MATERIALS AND METHODS

Retrovirus construction and transduction of primary human keratinocyte cultures.

All wild-type or mutant forms of E7 proteins were expressed from a puromycin-selectable pBabe retroviral vector (39). E7 open reading frames were amplified by PCR from genomic clones as the wild type or mutations and cloned between the BamHI and SalI restriction sites downstream of the retroviral long terminal repeat promoter. Retroviral vector plasmids expressing the ligand binding domain of human estrogen receptor α (ER) or E7-ER fusions were constructed as described previously (3, 19). PHKs for retroviral transduction were isolated from neonatal foreskins obtained from the University of Alabama at Birmingham Well Baby Nursery following elective circumcision and cultured in KFSM (Invitrogen, Carlsbad, CA) or LLKSFM (Lifeline Cell Technology, Walkersville, MD) as described previously (62). The murine fibroblast GP+envAM12 packaging line (36) was used to prepare retroviruses for transducing PHKs as described previously (39). PHKs were infected with supernatant for 2.5 h in the presence of hexadimethrine bromide (5 μg/ml) for 2.5 h, followed by addition of an equal volume of KSFM for another 2.5 h of incubation. The medium was changed to KSFM, and cells were cultured for 24 h prior to selection with puromycin (1 μg/ml for 5 days). Selected PHKs were grown either as submerged monolayer cultures in KSFM or as organotypic raft cultures as previously described (3). BrdU (10 μg/ml) was added for 12 h prior to harvest on day 10.

Bright-field microscopy.

Formalin-fixed, paraffin-embedded organotypic raft cultures were cut into 4-μm sections and mounted onto glass slides. The tissues were deparaffinized, hydrated, and blocked with 25% goat serum. Slides were incubated with a mouse anti-bromodeoxyuridine (BrdU) monoclonal antibody (MAb; clone ZBU; Invitrogen) overnight at 4°C, followed by AEC chromogenic detection using the LSAB immunohistochemistry kit (K0680; Dako North America, Carpinteria, CA). Bright-field images were captured with an Olympus BH-2 microscope with a SPOT digital camera at ×20 magnification (Diagnostic Instruments, Sterling Heights, MI). Images were processed using Adobe Photoshop CS2 (Adobe Systems, San Jose, CA).
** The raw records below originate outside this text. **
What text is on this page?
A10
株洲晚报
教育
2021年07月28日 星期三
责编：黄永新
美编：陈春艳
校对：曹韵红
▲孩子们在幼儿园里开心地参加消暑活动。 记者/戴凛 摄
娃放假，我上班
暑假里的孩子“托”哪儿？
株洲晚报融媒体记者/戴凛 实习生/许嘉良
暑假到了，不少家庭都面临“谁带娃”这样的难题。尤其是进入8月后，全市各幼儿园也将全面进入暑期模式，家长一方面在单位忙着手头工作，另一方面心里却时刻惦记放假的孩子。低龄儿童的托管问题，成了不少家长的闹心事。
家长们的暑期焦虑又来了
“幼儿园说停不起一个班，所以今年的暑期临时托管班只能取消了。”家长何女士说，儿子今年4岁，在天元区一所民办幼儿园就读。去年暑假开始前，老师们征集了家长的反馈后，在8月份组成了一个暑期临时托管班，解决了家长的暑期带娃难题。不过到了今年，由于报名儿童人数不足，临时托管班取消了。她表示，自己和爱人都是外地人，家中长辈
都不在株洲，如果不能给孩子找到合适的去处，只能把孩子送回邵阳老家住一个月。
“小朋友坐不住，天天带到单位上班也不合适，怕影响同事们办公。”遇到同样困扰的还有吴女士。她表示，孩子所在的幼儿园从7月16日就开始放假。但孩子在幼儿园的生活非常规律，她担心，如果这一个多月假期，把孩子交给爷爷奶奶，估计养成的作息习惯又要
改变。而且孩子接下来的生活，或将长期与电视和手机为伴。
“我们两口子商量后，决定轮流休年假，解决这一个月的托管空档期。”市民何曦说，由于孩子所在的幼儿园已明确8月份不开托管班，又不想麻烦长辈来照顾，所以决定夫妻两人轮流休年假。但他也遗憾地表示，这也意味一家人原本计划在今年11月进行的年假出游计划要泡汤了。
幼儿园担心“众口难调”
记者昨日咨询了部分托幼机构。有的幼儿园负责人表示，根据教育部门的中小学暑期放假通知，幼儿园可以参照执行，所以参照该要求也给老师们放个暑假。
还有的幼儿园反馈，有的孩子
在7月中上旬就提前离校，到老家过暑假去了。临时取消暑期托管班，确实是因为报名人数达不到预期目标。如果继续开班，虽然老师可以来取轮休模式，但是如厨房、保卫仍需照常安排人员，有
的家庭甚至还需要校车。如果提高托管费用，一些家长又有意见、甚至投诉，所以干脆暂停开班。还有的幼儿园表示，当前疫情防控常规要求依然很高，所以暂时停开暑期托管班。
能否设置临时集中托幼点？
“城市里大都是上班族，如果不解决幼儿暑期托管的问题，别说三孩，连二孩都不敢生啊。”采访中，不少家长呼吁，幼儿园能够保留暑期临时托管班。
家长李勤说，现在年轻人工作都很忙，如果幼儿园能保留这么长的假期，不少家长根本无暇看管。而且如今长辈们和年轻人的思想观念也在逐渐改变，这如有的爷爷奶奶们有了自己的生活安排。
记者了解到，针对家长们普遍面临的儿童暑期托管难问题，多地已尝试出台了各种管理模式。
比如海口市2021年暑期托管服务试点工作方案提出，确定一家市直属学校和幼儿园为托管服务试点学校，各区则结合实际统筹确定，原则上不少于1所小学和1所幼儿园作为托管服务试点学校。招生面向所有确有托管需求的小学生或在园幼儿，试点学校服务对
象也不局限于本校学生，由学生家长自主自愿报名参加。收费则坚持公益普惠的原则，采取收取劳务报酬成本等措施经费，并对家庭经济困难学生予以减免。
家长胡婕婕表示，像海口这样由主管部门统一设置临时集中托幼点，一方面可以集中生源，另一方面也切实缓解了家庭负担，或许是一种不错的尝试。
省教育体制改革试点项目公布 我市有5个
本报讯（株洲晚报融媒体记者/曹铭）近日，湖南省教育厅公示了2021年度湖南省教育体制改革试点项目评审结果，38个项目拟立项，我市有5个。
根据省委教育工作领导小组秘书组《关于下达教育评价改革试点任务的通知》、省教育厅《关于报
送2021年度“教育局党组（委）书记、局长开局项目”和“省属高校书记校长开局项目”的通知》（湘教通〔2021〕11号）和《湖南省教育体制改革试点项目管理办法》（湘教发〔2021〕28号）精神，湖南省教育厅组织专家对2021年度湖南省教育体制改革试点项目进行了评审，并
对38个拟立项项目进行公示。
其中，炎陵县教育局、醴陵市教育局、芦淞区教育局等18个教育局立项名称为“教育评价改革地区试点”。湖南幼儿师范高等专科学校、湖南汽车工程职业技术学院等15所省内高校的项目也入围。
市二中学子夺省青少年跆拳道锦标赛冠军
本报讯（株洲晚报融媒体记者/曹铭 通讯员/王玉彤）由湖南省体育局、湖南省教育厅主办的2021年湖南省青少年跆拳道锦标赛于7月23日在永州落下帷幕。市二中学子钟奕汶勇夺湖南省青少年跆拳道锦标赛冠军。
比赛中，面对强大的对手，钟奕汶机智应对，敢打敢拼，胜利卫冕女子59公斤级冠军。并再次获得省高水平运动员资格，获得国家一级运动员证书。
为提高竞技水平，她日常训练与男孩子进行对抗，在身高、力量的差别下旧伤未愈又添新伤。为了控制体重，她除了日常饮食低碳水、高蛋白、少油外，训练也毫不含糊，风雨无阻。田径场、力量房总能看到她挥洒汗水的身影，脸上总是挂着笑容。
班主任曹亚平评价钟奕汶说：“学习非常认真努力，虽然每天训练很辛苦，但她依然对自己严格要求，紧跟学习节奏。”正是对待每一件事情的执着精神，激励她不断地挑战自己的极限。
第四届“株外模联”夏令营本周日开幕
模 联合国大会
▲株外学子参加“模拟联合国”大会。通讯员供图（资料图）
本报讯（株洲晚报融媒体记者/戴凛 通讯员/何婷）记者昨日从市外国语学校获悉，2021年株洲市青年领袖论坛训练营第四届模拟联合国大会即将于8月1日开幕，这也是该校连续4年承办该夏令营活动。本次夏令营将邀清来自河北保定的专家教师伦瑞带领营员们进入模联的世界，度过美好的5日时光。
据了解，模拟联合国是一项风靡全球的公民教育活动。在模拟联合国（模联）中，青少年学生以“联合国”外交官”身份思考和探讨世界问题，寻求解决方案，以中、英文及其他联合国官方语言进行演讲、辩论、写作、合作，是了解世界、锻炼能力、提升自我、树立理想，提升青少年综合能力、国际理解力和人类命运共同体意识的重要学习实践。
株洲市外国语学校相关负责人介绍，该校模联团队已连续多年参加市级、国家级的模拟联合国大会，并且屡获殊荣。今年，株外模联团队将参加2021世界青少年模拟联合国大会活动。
Coimmunoprecipitation and Western blot analysis of keratinocyte culture lysates.

Organotypic raft cultures expressing ER fusions of wild-type E7 or mutations therein were induced with 5 μM β-estradiol for 72 h prior to harvest. The epidermal strata were manually separated from the collagen bed and lysed on ice using a Dounce homogenizer in 500 μl mammalian cell lysis buffer (MCLB). The MCLB contained 75 mM NaCl, 50 mM Tris-Cl (pH 8.0), 5 mm Na-EDTA, 10 mM NaF, 0.5% NP-40, 1 mM NaVO4, protease inhibitor cocktail (P8340; Sigma-Aldrich, St. Louis, MO), and 2 mM dithiothreitol. Cellular debris was pelleted at 4°C and discarded. The protein concentrations of the supernatants were determined using a BCA assay kit (Pierce, Rockford, IL) and adjusted to 1.25 mg/400 μl per immunoprecipitation reaction. A 125-μg sample (1/10 load) of lysate protein was reserved for protein expression analysis. A 100-μl volume of sterile 50% glycerol solution and 10 μg of rabbit anti-ER Ab-16 pAb (Lab Vision, Fremont, CA) were added, and the samples were incubated overnight at 4°C on a rotating rack. PureProteome protein G magnetic beads were prepared and added to the reaction tubes for immunoprecipitation according to the manufacturer's instructions (LSKMAGG10; Millipore Corp., Billerica, MA). The precipitates were washed three times using 200 μl MCLB buffer. Immune complexes were denatured using standard electrophoretic sample buffer. Total cell lysates and immunoprecipitates were resolved by 5 to 12% SDS-PAGE and transferred to nitrocellulose membranes. Antigens were detected using mouse anti-p130 MAb Rb2 (clone 10; BD Biosciences, Franklin Lakes, NJ), mouse anti-Rb MAb Ab-11 (clone IF8; EMD Chemicals, Gibbstown, NJ), mouse anti-ER MAb (clone F-10; Santa Cruz Biotechnology, Santa Cruz, CA), and anti- glyceraldehyde 3-phosphate dehydrogenase (GAPDH) MAb (clone V-18; Santa Cruz Biotechnology). Western blot detection was conducted using the ECL plus kit (RPN2132; GE Healthcare, Chalfont St. Giles, United Kingdom) for the Western blot assays of raft lysates or the ECL kit (RPN2108; GE Healthcare) for all other experiments. Densitometric analyses of bands were conducted using ImageJ software (ImageJ 1.40g; National Institutes of Health, Bethesda, MD).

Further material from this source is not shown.